Geburtstag ist schön…

Ein Geburtstag am See. Mit Familie, Kunst und Stille.
Geburtstag Tegernsee Stadtlocke
Blick von Tegernsee

…macht aber viel Arbeit.

Ich weiß: Karl Valentin hat sich in seinem unsterblichen Zitat auf die Kunst bezogen, aber ich habe mir erlaubt, den Großmeister des feinen Irrsinns frei für eigene Befindlichkeiten zu interpretieren. Mit Geburtstagen verhält es sich doch so: Macht man viel, hat man die meiste Arbeit und ist gestresst. Macht man nichts, bekommt man auch genauso viel. Nämlich nix. Außer am Tegernsee. Da bekommt man viel. Nämlich einfach, indem man still durch die Natur geht.

Fahrt an den Tegernsee

Da ich weder im Alltäglichen noch im Besonderen eine geneigte Gastgeberin bin und mir meine Ruhe mein liebstes Gut ist, beschloß ich, Eventualitäten wie Überraschungsbesuchen geschickt aus dem Weg zu gehen. Eine frühzeitige Fahrt an den Tegernsee erschien mir die beste aller Lösungen. Und mit früh meine ich auch früh: Um sieben Uhr saßen wir im Zug nach Gmund. Wolf, mein Vater und mein Sohn. Denn ich wollte auch nicht ganz ohne eine gewisse Feierlichkeit durch diesen Tag gehen, wies er doch eine kleine Besonderheit auf, die mir schon morgens die Tränen in die Augen trieb: Es war mein erster Geburtstag ohne meine Mutter.

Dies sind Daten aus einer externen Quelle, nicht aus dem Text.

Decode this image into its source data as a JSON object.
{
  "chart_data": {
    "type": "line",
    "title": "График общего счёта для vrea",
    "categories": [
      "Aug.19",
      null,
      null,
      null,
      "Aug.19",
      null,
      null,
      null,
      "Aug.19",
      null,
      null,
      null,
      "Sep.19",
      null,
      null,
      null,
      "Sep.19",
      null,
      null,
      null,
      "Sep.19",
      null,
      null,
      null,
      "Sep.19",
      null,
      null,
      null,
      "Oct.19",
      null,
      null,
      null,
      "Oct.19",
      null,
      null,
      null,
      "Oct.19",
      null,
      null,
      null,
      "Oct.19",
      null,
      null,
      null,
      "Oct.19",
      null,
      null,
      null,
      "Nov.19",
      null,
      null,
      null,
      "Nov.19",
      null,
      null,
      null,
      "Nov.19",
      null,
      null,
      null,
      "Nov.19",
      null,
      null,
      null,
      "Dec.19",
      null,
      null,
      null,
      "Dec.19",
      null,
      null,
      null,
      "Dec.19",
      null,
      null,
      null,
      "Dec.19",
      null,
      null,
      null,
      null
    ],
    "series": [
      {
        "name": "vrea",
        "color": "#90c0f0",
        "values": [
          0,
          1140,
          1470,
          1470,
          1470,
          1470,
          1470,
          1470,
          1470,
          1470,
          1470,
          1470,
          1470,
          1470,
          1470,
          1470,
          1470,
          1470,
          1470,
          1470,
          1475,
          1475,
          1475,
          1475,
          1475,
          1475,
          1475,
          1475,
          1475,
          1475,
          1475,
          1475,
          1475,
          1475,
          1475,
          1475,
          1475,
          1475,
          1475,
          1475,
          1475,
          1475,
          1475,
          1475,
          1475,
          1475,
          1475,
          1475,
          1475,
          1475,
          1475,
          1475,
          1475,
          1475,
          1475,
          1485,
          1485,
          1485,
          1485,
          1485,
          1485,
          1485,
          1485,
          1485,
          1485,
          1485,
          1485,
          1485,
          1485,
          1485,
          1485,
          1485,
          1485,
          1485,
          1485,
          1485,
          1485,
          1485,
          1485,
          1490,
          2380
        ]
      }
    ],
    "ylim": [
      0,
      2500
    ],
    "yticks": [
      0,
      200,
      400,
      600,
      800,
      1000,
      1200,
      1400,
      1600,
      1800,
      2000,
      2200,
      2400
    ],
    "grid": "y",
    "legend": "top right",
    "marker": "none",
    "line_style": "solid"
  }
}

Ruhe am Morgen mit König Ludwig und Kerze

Um 4:45h saßen also Wolf und ich auf dem Balkon und genossen unser tägliches Ritual: Frisch gekochten Cappuccino aus dem brodelnden Siebträger mit cremigem Milchschaum, den Wolf mit einem Kakaoherz garniert. Ich zündete ein Teelicht an, welches um diese Uhrzeit sogar ein kleines Licht warf. Packte die ersten Geschenke aus, darunter ein Shoppinggutschein, viel Liebe und die Biographie von Marita Krauss über Ludwig I., Bayerns großen Monarchen, dem wir so viel an Kultur und Architektur zu verdanken haben. Ich dachte daran, wie mir meine Mutter immer Pfingstrosen auf den Geburtstagstisch meiner Kindheit gestellt hatte, frisch gepflückt aus dem Garten und deren Duft für mich untrennbar mit kindlicher Vorfreude verbunden blieb. Als Erwachsene, wenn meine Eltern aufgrund der Entfernung nicht zu meinem Geburtstag kommen konnten, kaufte ich sie mir manchmal selbst, nur um das Gefühl der Freude wieder hervorzuholen. Jetzt auf dem Balkon schaute ich auf meine kleine Kletterrose und sah den Vögeln in der Tränke beim Baden zu.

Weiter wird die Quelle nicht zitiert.